The White House has praised the extradition.
Washington:
Mexico on Friday extradited the son of Sinaloa cartel leader Joaquin “El Chapo” Guzman to the United States on narcotics charges, U.S. Attorney General Merrick Garland said. Ovidio Guzman Lopez, also known as “El Raton” or “The Mouse,” was indicted earlier this year on drug trafficking charges in connection with the fentanyl crisis plaguing the United States.
His father was convicted in 2019 of running what was believed to be the world’s largest narcotics syndicate and is serving a life sentence in a supermax prison in the state of Colorado.
Garland called the extradition “the latest step in the Justice Department’s effort to attack every aspect of the cartel’s operations.”
“The Department of Justice will continue to hold accountable those responsible for fueling the opioid epidemic that has devastated too many communities across the country.”
The White House praises the extradition of El Chapo’s son
The White House also praised the extradition as part of its “continued cooperation” with Mexico, a sign that President Joe Biden’s administration is eager to move past friction with Mexico over anti-narcotics efforts.
“We thank our Mexican counterparts for their partnership in protecting our people from violent criminals,” said the statement from Homeland Security Advisor Liz Sherwood-Randall, released by the White House.
Cooperation between Mexican and U.S. security forces collapsed last year after Mexican President Andres Manuel Lopez Obrador disbanded a unit that had worked closely with agents from the U.S. Drug Enforcement Administration for more than a quarter century.

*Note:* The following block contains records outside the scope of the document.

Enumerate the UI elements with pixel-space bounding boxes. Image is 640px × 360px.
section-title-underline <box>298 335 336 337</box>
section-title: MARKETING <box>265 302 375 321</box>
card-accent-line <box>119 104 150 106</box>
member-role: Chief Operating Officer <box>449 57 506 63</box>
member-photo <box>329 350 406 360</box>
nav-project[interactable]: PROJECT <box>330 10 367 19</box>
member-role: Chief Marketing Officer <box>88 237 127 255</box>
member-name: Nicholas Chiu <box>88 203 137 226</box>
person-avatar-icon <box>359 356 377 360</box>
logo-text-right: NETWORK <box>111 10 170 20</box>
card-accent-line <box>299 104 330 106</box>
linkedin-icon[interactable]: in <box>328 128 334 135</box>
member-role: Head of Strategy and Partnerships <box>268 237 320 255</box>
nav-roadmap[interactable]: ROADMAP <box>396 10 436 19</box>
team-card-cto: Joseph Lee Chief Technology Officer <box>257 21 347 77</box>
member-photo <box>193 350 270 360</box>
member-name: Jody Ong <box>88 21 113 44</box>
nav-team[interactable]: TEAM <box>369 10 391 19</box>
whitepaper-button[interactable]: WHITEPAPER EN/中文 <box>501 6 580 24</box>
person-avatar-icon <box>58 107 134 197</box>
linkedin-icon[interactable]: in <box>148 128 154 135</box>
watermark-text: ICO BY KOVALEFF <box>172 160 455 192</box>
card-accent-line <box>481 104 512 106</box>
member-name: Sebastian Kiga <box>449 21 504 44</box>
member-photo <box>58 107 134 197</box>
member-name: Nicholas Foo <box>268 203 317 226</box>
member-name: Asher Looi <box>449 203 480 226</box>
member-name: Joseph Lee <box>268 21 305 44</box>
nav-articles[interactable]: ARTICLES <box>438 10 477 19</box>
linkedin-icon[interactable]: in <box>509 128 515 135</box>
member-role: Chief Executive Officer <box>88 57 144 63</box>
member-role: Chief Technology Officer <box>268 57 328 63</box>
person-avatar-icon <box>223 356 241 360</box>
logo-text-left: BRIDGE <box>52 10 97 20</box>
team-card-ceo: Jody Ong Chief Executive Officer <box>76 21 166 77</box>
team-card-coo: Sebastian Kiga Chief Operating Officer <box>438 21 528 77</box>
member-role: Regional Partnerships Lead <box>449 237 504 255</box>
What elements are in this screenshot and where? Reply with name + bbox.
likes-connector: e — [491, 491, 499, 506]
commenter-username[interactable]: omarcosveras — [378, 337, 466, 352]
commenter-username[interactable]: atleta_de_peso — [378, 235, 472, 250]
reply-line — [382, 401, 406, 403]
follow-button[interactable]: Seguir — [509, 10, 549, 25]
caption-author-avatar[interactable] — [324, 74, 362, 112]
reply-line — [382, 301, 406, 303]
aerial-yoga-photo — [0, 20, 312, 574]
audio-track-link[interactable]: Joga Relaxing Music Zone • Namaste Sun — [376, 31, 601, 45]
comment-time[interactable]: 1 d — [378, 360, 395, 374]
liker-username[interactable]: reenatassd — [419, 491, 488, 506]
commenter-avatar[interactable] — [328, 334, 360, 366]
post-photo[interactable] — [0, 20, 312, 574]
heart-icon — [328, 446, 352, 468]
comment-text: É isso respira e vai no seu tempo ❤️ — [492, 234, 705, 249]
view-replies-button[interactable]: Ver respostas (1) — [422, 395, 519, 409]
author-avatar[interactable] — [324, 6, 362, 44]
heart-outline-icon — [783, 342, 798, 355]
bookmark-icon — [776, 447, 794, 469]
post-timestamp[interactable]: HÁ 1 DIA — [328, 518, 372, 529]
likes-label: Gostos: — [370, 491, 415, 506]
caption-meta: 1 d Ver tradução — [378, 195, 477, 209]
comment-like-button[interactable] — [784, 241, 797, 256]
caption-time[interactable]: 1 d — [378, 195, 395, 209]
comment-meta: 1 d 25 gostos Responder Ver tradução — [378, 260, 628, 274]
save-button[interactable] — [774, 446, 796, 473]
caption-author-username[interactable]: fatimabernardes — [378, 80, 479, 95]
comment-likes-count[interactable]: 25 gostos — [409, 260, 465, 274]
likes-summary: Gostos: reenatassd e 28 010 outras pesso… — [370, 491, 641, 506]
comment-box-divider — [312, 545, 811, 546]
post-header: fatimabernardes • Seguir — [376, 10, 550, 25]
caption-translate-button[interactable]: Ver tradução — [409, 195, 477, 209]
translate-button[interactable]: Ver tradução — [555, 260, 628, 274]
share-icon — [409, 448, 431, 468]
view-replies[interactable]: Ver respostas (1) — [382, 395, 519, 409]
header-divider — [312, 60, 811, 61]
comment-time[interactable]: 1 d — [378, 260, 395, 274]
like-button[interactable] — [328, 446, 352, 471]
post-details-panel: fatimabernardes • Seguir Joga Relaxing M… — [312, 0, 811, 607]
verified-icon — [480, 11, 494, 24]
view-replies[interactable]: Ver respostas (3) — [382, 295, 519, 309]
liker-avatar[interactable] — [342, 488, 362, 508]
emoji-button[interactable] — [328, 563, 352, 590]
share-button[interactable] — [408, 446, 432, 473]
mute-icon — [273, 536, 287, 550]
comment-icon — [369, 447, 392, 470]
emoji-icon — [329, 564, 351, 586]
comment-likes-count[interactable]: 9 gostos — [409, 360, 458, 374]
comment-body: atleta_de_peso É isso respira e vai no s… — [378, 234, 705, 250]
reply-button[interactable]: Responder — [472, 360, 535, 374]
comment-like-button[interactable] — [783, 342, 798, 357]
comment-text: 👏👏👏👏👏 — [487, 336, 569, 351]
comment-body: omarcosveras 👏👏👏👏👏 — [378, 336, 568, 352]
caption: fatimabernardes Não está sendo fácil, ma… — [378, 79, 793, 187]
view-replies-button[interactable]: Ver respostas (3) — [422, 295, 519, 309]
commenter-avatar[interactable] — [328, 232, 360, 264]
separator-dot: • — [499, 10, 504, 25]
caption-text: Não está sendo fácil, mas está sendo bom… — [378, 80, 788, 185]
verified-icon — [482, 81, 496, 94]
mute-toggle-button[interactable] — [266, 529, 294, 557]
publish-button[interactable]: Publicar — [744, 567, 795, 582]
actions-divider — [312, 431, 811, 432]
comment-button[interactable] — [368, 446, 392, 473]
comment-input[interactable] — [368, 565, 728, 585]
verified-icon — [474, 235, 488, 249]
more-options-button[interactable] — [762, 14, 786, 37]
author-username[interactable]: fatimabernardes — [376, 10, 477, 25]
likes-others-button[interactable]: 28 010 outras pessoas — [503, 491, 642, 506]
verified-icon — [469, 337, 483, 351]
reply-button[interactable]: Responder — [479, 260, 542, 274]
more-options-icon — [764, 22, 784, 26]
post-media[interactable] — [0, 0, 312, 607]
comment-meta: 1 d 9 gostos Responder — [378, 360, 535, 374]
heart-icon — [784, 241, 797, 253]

The Mexican leader had accused US agents of “abuse” in his country’s affairs.
After Guzman’s conviction, several of his sons, known collectively as “the Little Chapos,” inherited control of the Sinaloa cartel, U.S. authorities said.
Ovidio Guzman Lopez was captured in January
Security officers arrested the younger Guzman on January 5 in Sinaloa’s Culiacan town.
The operation to capture the younger Guzman resulted in 29 deaths, including 10 soldiers and 19 suspected criminals, during clashes and chaos as cartel members tried to free him.
Cartel members set fire to vehicles, an echo of massive gun battles in 2019 when the younger Guzman was briefly detained but then released to avoid bloodshed.
At the time, American authorities had offered a $5 million bounty for his arrest. They accused him and his brother, Joaquin Guzman Lopez, of overseeing methamphetamine labs in Sinaloa state that produced an estimated 3,000 to 5,000 pounds of meth per month.
“Other information indicates that Ovidio Guzman Lopez ordered the murders of informants, a drug trafficker and a popular Mexican singer who had refused to sing at his wedding,” according to a US Immigration and Customs Enforcement website.
Ovidio Guzman, 33, will spend his first nights in a US prison just as his father’s wife, Emma Coronel, walks free.
Coronel, who is not Guzman’s mother, was released from a halfway house in California this week after serving a sentence for collaborating with Chapo Guzman in his narcotics activities.
Coronel has dual American-Mexican nationality.